Dois relatos sobre a comunicação de peixes chegam para ampliar o conhecimento científico. Pesquisadores identificaram os sons de oito espécies, ampliando o catálogo do projeto Fish Sounds, que já soma mais de 1.300 gravações.
A pesquisa envolveu uma equipe internacional, com participação de Canadá, EUA e Brasil. O núcleo canadense fica na costa de Colúmbia Britânica, onde a Universidade de Vitória coordenou as análises.
O estudo utilizou monitoramento acústico passivo aliado a machine learning para classificar sons de peixes de recife rochoso. A partir de gravações, o sistema associou sons a espécies com 88% de precisão.
A equipe captou mais de 1.000 sons e os ligou a oito espécies distintas, algumas sem registro prévio de vozes. A técnica combinou áudio, localização e identificação visual para treinar o algoritmo.

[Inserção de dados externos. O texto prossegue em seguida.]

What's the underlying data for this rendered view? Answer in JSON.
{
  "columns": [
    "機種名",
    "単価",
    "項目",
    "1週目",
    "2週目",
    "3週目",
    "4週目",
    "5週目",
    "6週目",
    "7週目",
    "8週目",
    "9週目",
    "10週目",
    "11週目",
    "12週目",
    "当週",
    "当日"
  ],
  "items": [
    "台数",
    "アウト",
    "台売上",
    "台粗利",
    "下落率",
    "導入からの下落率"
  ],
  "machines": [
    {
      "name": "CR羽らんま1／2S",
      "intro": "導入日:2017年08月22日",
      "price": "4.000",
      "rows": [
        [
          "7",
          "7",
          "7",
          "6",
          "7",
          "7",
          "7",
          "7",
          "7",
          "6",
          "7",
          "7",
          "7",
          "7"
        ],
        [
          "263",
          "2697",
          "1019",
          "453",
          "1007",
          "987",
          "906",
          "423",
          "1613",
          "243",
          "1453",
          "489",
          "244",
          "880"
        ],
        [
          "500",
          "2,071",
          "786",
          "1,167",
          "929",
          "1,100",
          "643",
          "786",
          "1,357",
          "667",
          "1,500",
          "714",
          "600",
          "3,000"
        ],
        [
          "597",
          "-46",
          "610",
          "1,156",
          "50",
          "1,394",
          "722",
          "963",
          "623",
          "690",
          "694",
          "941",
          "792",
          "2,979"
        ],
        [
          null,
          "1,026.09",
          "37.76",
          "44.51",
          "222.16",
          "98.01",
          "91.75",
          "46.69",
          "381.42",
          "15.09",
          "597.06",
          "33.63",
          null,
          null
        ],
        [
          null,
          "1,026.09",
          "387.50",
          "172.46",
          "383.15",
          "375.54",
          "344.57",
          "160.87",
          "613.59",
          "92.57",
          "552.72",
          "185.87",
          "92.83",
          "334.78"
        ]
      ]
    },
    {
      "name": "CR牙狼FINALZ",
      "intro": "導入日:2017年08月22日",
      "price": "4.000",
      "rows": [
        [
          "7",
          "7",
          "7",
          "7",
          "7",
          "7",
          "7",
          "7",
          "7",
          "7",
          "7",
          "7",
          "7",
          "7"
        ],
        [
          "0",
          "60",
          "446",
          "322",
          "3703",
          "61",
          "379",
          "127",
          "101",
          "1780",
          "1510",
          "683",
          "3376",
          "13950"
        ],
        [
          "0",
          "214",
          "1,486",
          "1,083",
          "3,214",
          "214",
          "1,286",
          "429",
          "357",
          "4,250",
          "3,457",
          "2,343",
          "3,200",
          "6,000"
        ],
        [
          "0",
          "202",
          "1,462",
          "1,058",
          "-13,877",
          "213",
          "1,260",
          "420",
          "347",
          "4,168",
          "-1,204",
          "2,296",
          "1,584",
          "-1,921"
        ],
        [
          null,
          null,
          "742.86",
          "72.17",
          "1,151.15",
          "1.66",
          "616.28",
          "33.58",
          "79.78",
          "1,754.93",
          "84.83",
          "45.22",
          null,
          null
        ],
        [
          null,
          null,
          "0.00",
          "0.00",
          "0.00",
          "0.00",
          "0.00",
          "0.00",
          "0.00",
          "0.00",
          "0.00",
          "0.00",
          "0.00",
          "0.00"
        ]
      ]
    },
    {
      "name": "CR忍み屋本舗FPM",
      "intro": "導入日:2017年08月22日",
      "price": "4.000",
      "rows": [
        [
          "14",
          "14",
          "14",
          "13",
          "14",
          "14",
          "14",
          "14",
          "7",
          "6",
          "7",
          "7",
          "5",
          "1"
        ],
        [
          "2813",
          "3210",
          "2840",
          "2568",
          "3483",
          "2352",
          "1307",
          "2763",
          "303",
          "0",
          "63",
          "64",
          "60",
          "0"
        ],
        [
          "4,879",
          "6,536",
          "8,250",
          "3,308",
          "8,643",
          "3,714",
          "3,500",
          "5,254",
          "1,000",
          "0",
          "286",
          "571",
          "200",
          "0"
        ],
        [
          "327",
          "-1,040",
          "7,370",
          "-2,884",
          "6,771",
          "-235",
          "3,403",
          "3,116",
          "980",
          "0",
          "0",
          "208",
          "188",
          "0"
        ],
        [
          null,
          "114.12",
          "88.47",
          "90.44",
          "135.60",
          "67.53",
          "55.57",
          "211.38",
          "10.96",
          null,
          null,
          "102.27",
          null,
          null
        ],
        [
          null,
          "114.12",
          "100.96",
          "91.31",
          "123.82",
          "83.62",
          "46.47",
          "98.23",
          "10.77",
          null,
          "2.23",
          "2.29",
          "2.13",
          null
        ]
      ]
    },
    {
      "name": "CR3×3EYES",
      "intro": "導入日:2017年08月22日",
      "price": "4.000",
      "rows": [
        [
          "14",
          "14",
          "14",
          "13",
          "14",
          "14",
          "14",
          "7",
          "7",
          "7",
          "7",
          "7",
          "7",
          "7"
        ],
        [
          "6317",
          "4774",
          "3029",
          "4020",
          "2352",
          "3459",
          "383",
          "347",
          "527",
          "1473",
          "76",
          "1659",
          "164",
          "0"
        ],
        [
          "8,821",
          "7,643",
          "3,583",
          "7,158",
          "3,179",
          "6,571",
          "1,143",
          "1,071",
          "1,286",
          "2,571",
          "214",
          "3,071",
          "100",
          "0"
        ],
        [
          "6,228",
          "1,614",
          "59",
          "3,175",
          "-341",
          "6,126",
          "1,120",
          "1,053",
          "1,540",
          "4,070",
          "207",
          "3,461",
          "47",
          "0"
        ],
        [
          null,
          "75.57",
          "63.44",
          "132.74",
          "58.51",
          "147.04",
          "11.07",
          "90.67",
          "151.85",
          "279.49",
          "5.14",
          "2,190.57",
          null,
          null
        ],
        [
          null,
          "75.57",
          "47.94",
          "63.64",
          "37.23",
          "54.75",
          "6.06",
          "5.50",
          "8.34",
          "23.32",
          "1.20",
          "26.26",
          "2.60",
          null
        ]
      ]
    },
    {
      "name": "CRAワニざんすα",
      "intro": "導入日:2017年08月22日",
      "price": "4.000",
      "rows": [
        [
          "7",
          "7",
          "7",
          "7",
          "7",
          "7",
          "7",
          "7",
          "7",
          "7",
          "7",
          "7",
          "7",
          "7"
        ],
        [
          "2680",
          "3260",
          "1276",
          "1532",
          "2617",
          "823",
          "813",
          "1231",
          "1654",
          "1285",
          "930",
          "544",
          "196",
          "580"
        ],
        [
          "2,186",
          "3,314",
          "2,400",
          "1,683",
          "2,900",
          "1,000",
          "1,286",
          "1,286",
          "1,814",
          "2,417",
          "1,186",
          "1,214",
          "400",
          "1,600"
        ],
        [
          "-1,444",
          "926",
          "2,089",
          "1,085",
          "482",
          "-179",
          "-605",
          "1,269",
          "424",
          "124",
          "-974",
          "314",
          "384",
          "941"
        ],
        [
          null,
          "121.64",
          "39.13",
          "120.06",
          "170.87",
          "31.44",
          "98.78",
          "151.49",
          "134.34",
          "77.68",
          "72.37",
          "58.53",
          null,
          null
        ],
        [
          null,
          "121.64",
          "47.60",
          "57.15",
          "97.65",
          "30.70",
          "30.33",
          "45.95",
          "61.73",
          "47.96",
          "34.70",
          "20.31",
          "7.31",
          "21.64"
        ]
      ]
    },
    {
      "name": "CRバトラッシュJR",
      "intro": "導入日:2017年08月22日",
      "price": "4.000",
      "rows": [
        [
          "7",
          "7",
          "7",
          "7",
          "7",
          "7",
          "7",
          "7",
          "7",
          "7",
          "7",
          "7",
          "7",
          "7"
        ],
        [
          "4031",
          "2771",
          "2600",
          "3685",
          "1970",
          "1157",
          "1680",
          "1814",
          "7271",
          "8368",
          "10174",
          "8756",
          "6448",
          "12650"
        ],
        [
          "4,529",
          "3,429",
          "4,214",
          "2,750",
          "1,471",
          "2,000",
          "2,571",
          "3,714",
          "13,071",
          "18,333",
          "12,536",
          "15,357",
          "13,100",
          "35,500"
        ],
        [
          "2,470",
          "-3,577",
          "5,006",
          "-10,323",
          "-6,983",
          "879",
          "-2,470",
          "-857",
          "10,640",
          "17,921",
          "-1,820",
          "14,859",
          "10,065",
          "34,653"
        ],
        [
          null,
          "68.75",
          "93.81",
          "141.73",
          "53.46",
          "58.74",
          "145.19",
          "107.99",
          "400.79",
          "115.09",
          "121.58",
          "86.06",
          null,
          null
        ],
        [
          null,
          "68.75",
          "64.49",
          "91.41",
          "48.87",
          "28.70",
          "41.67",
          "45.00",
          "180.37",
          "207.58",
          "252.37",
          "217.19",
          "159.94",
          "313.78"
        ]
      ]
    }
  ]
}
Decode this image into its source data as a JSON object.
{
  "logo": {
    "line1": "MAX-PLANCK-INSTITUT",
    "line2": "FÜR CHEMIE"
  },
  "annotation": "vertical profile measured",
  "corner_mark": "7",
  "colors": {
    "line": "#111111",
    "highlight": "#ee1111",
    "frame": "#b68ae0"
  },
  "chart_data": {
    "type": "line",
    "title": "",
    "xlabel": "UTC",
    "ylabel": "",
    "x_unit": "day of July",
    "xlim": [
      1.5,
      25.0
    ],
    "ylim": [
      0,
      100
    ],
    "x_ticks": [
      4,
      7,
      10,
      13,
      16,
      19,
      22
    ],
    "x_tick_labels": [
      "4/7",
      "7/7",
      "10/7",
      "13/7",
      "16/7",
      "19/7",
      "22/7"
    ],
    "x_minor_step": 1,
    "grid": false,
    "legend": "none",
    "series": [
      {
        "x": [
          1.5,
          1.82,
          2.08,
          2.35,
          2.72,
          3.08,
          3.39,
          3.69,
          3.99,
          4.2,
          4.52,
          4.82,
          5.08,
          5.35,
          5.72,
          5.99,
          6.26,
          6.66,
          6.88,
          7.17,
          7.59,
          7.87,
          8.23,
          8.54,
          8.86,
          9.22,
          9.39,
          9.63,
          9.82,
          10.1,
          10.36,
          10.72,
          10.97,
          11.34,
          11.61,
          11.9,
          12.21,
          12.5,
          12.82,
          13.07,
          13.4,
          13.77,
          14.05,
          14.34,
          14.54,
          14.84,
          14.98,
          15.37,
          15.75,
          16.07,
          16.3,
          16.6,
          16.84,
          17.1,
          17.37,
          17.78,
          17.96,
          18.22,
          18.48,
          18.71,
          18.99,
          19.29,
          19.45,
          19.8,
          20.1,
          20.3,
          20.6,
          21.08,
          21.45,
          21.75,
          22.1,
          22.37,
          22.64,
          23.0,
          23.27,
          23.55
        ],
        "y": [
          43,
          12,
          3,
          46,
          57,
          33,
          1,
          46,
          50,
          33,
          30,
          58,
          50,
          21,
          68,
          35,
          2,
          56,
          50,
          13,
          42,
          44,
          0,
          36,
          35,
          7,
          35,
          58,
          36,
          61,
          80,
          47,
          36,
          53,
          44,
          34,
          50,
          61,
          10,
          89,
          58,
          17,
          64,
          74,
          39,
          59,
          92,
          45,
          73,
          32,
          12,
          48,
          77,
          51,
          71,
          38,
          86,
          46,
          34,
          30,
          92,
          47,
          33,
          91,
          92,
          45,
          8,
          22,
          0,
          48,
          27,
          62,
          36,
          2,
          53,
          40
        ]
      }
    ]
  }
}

Entre os achados, ficou claro que peixes maiores tendem a emitir sons com frequências mais baixas que os menores. Além disso, determinados comportamentos, como evasão de predadores, geraram sons característicos.
Metodologia e resultados
O método reuniu dados de áudio, direcionalidade das fontes e vídeos para confirmar a espécie. O machine learning analisou 47 características sonoras, incluindo frequência e duração, para classificar cada som.
O estudo foi publicado no Journal of Fish Biology. Os autores destacam o sucesso da integração entre acústica e IA para entender a comunicação de espécies marinhas.
Os resultados ajudam a mapear o diálogo subaquático e podem subsidiar pesquisas sobre comportamento, ecologia e conservação de peixes de recife. Fontes: Universidade de Vitória, Fish Sounds, Journal of Fish Biology.